Thread: mass of water, word problem

A mass of 100 kg of filter cake contains 55 wt% solids and 45 wt% solution, where the solution consists of 32 wt% H3PO4, 7.5% w/w H2SO4 , the remainder being water. The filter cake is reslurried with water and subjected to a second filtration. The second filter cake contains 60 wt% solids and 40 wt% liquid, and all of the solids from the original filter cake are present in the new cake. If 5.7% of the phosphoric acid present in the original filter cake is retained in the liquid trapped in the second filter cake, calculate the mass of water used to reslurry the filter cake. Give your answer in kg to an accuracy of three significant figures.

In the first filter cake there is 55% solids,

solid in first filter cake = 0.55 x 100 = 55kg
Liquid in first filter cake = 0.45 x 100 = 45kg

so solution composition in first filter cake =
H3PO4 - 0.32 X 45 = 14.4 Kg
H2SO4- 0.075 X 45 = 3.375 kg
H20- 0.605 x 45 = 27.225 kg

where would I go from here?

Are we to assume, since 5.7% of the phosphoric acid is retained, that, in fact, 5.7% of the original liquid is retained? If not, I see no way to do this. If so, since you know there were 45kg of liquid, there must be .057(45)= 25.65 kg of the original liquid in the second cake. You know the mass of solids in the second cake and their percent so you can calculate the mass of the second cake. You know the percentage of the second cake that is water so you can calculate the mass of the water in the cake and, subtracting of the mass of water retained, calculate the mass of "new" water in the cake.

Originally Posted by HallsofIvy

Are we to assume, since 5.7% of the phosphoric acid is retained, that, in fact, 5.7% of the original liquid is retained? If not, I see no way to do this. If so, since you know there were 45kg of liquid, there must be .057(45)= 25.65 kg of the original liquid in the second cake. You know the mass of solids in the second cake and their percent so you can calculate the mass of the second cake. You know the percentage of the second cake that is water so you can calculate the mass of the water in the cake and, subtracting of the mass of water retained, calculate the mass of "new" water in the cake.

so the mass of the second cake ; 55kg = 0.60x

x = 91.7 kg?

Is this the mass of the second filter cake?

How do you know the percentage of water in the second cake?

Yes, this is the total mass of the second cake.

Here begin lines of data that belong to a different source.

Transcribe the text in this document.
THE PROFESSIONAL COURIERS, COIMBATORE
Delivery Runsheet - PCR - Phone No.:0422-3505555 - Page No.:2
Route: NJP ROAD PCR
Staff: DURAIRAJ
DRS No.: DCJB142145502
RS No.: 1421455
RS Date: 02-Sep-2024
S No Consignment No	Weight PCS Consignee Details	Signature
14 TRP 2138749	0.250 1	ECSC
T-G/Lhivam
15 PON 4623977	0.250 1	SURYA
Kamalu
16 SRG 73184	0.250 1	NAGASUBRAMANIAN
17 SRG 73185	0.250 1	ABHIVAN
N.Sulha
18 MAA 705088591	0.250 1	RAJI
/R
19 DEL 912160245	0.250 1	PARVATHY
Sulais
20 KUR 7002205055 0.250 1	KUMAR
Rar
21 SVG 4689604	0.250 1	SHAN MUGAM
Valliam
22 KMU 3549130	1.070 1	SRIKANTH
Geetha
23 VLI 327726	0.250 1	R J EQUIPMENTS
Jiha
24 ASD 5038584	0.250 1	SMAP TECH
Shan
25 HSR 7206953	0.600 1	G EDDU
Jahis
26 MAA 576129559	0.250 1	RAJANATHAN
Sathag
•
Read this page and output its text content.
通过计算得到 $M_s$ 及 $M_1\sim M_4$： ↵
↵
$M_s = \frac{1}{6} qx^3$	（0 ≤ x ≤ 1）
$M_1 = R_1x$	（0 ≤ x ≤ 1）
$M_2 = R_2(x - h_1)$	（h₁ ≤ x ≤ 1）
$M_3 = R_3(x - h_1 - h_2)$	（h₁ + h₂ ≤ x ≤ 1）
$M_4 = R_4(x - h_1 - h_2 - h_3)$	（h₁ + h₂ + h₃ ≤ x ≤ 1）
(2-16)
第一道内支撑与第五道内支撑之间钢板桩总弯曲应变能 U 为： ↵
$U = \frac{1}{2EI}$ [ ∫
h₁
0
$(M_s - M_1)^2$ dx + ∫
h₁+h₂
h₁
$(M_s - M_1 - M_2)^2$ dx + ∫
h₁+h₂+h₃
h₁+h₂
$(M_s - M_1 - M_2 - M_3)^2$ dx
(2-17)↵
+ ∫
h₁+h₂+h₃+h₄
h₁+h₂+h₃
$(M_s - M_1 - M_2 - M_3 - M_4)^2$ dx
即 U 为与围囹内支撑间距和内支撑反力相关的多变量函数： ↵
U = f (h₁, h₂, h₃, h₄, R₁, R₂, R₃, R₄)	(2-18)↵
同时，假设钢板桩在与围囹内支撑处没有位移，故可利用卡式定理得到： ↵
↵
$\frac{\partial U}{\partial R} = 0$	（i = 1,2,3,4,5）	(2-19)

I will keep the assumption we made about the percentage of liquid retained.

You know the mass of solution in the second cake brought from the first cake that is 25.65 kg.

You can find the mass of solution in the second cake using the percentage of solution in the second cake.

Mass of solution = (55/60%) x 40% = 36.67 kg

The 'extra' mass of solution is from the water added to the second cake.

Originally Posted by Unknown008

Yes, this is the total mass of the second cake.

I will keep the assumption we made about the percentage of liquid retained.

You know the mass of solution in the second cake brought from the first cake that is 25.65 kg.

You can find the mass of solution in the second cake using the percentage of solution in the second cake.

Mass of solution = (55/60%) x 40% = 36.67 kg

The 'extra' mass of solution is from the water added to the second cake.

I am really not understanding this, can you please post a full solution so that I can follow from the beginning to the end.

Thank you.

In the first filter cake there is 55% solids,

Solid in first filter cake = 0.55 x 100 = 55kg
Liquid in first filter cake = 0.45 x 100 = 45kg

In second filter cake there is 60% solids,

Sold in second filter cake = solid in first filter cake = 55 kg.

55 kg represents 60% of mass of second filter cake.
The rest 40% is liquid, and is equal to (55/60%) x 40% = 36.67 kg

5.7% of liquid from first filter cake is retained.
Assuming that this is the same for all the liquid in the first filter cake, it means that 5.7% of 45 kg of liquid is kept.

This is equivalent to = 45 x 0.057 = 2.565 kg
(I just realised that HallsOfIvy did a typo in his post)

So, in the liquid of the second filter cake, we have 2.565 kg of liquid from the first cake.

Since there is a total of 36.67 kg of liquid, the mass of water added must be 36.67-2.565 = 34.1 kg

Thank you, that makes sense. However the book says the correct answer is 598?

598 kg or water!? The least I can say is that it's quite a lot...

Maybe the assumption we made was not good... but the question is definitely strange without that assumption.

Hi Tweety,
I calculate as follows
The second cake contains 36.7kg of fluids 35.7 kg water .8kg phosphoric .2kg sulfuric concentration of phosphoric in fluids = .8/36.7 = .0218 wt fraction
This is the conc of the filtrate
13.6 /.0218 = wt of filtrate 624 kg 624 -13.6 - 3.1 = 607 kg water added
May need refinement


bjh

Can you say where you got 13.6 and 3.1 and what are they exactly?

Hi unknown008,
The first cake contains 14.4 kg of phosphoric acid and 3.3 kg of sulfuric acid. If the reslurry and filtration reduces the former to .8 kg the latter will be reduced in the same proportion or to .2kg. Therefore 13.6 kg of the former and 3.1 kg of the latter must appear in the filtrate.
Reason I said some refinement may be required is that I made no correction for the difference in the water contents in the two cakes



bjh